As he browsed through the men's department, he sensed that someone was watching him.  Out of the corner of his eye, he saw a man peeking around the tie rack, studying him closely, while cautiously drawing near.  Brokaw was warmed inwardly by the attention.  The satisfaction of "being someone of notoriety" brought a hint of embarrassment mixed with an expanding dose of pride.  At last, the watcher mustered the courage for a direct approach, and Brokaw prepared himself to act graciously.

The man pointed his finger and said, "Tom Brokaw, right?"

"Right," said Brokaw.

"You used to do the morning news on KMTV in Omaha, right?"

"That's right," said Brokaw, secretly preparing himself for the accolades that were sure to follow, along with the acknowledgment of his rising career.

"I knew you the minute I spotted you," the man said.  Then he paused and added, "What ever happened to you?"

Pride always proceeds a fall.  Jesus had a great deal to say about putting oneself in places of importance and of 'thinking more highly of ourselves than we ought to think.'  The correct placement, he said, was at the lower places of the banquet table, and then we might be invited to move upward from there.

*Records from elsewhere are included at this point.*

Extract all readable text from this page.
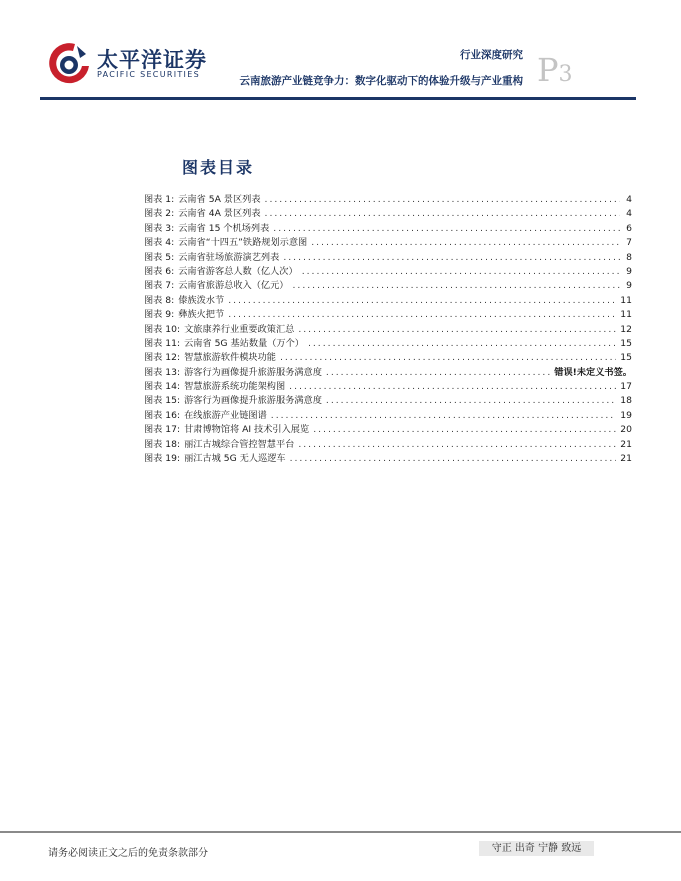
太平洋证券
PACIFIC SECURITIES
行业深度研究
云南旅游产业链竞争力：数字化驱动下的体验升级与产业重构 P3
图表目录
图表 1: 云南省 5A 景区列表 .....	4
图表 2: 云南省 4A 景区列表 .....	4
图表 3: 云南省 15 个机场列表 .....	6
图表 4: 云南省“十四五”铁路规划示意图 .....	7
图表 5: 云南省驻场旅游演艺列表 .....	8
图表 6: 云南省游客总人数（亿人次） .....	9
图表 7: 云南省旅游总收入（亿元） .....	9
图表 8: 傣族泼水节 .....	11
图表 9: 彝族火把节 .....	11
图表 10: 文旅康养行业重要政策汇总 .....	12
图表 11: 云南省 5G 基站数量（万个） .....	15
图表 12: 智慧旅游软件模块功能 .....	15
图表 13: 游客行为画像提升旅游服务满意度 .....	错误!未定义书签。
图表 14: 智慧旅游系统功能架构图 .....	17
图表 15: 游客行为画像提升旅游服务满意度 .....	18
图表 16: 在线旅游产业链图谱 .....	19
图表 17: 甘肃博物馆将 AI 技术引入展览 .....	20
图表 18: 丽江古城综合管控智慧平台 .....	21
图表 19: 丽江古城 5G 无人巡逻车 .....	21
请务必阅读正文之后的免责条款部分	守正 出奇 宁静 致远
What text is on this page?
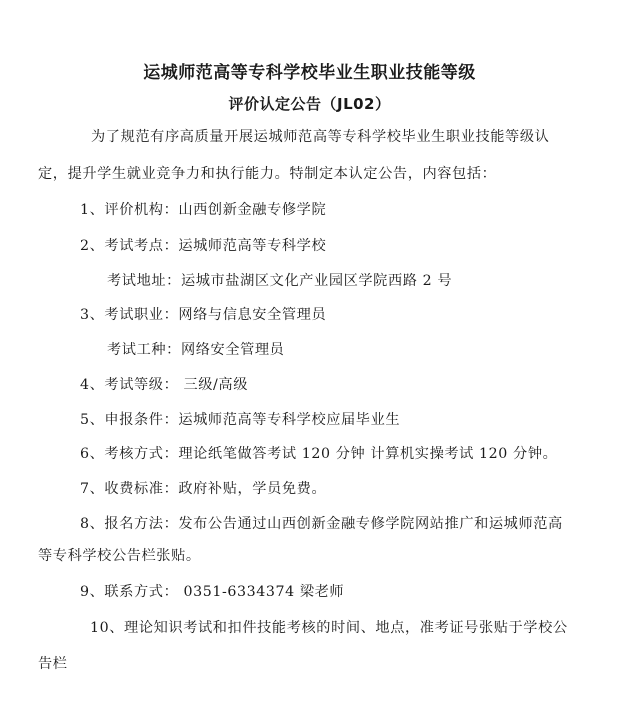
运城师范高等专科学校毕业生职业技能等级
评价认定公告（JL02）
为了规范有序高质量开展运城师范高等专科学校毕业生职业技能等级认
定，提升学生就业竞争力和执行能力。特制定本认定公告，内容包括：
1、评价机构：山西创新金融专修学院
2、考试考点：运城师范高等专科学校
考试地址：运城市盐湖区文化产业园区学院西路 2 号
3、考试职业：网络与信息安全管理员
考试工种：网络安全管理员
4、考试等级： 三级/高级
5、申报条件：运城师范高等专科学校应届毕业生
6、考核方式：理论纸笔做答考试 120 分钟 计算机实操考试 120 分钟。
7、收费标准：政府补贴，学员免费。
8、报名方法：发布公告通过山西创新金融专修学院网站推广和运城师范高
等专科学校公告栏张贴。
9、联系方式： 0351-6334374 梁老师
10、理论知识考试和扣件技能考核的时间、地点，准考证号张贴于学校公
告栏
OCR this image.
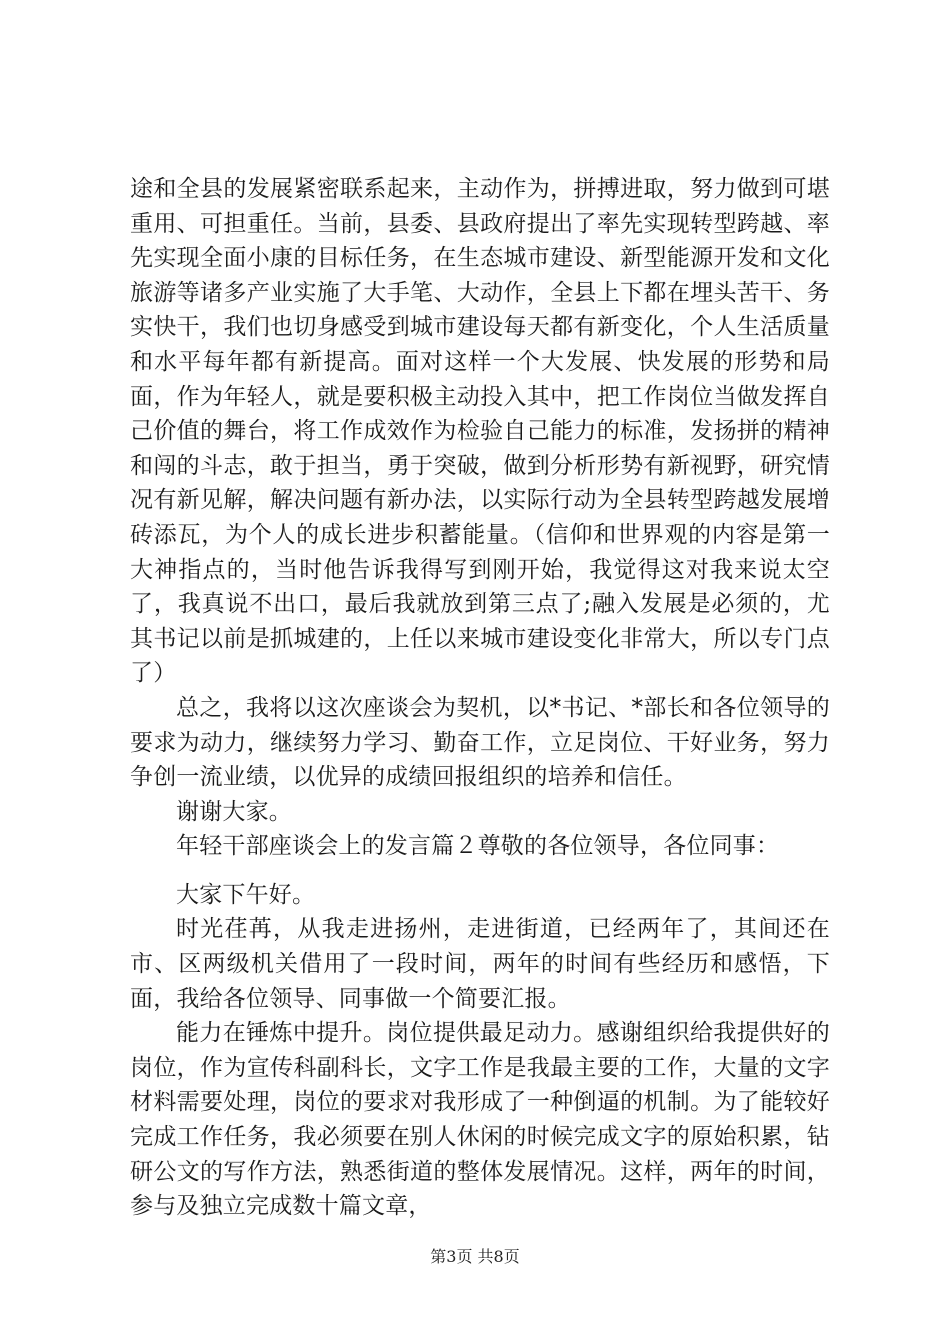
途和全县的发展紧密联系起来，主动作为，拼搏进取，努力做到可堪重用、可担重任。当前，县委、县政府提出了率先实现转型跨越、率先实现全面小康的目标任务，在生态城市建设、新型能源开发和文化旅游等诸多产业实施了大手笔、大动作，全县上下都在埋头苦干、务实快干，我们也切身感受到城市建设每天都有新变化，个人生活质量和水平每年都有新提高。面对这样一个大发展、快发展的形势和局面，作为年轻人，就是要积极主动投入其中，把工作岗位当做发挥自己价值的舞台，将工作成效作为检验自己能力的标准，发扬拼的精神和闯的斗志，敢于担当，勇于突破，做到分析形势有新视野，研究情况有新见解，解决问题有新办法，以实际行动为全县转型跨越发展增砖添瓦，为个人的成长进步积蓄能量。（信仰和世界观的内容是第一大神指点的，当时他告诉我得写到刚开始，我觉得这对我来说太空了，我真说不出口，最后我就放到第三点了;融入发展是必须的，尤其书记以前是抓城建的，上任以来城市建设变化非常大，所以专门点了）

总之，我将以这次座谈会为契机，以*书记、*部长和各位领导的要求为动力，继续努力学习、勤奋工作，立足岗位、干好业务，努力争创一流业绩，以优异的成绩回报组织的培养和信任。

谢谢大家。

年轻干部座谈会上的发言篇２尊敬的各位领导，各位同事：

大家下午好。

时光荏苒，从我走进扬州，走进街道，已经两年了，其间还在市、区两级机关借用了一段时间，两年的时间有些经历和感悟，下面，我给各位领导、同事做一个简要汇报。

能力在锤炼中提升。岗位提供最足动力。感谢组织给我提供好的岗位，作为宣传科副科长，文字工作是我最主要的工作，大量的文字材料需要处理，岗位的要求对我形成了一种倒逼的机制。为了能较好完成工作任务，我必须要在别人休闲的时候完成文字的原始积累，钻研公文的写作方法，熟悉街道的整体发展情况。这样，两年的时间，参与及独立完成数十篇文章，

第3页 共8页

It's all about that troubling question of humility.  Humility is a slippery attribute, for once one acknowledges to oneself that we have achieved it; we lose it in the same thought through pride.  Or like the humorous title to a fictitious book puts it, "Pride and How I Achieved It."  The important thing to remember about this tension between pride and humility is that all of us -- each and every one of us -- are created.  We are equal in terms of our creaturely matter, and therefore we are to be humble before one another, and especially to be humble before our Creator -- Almighty God.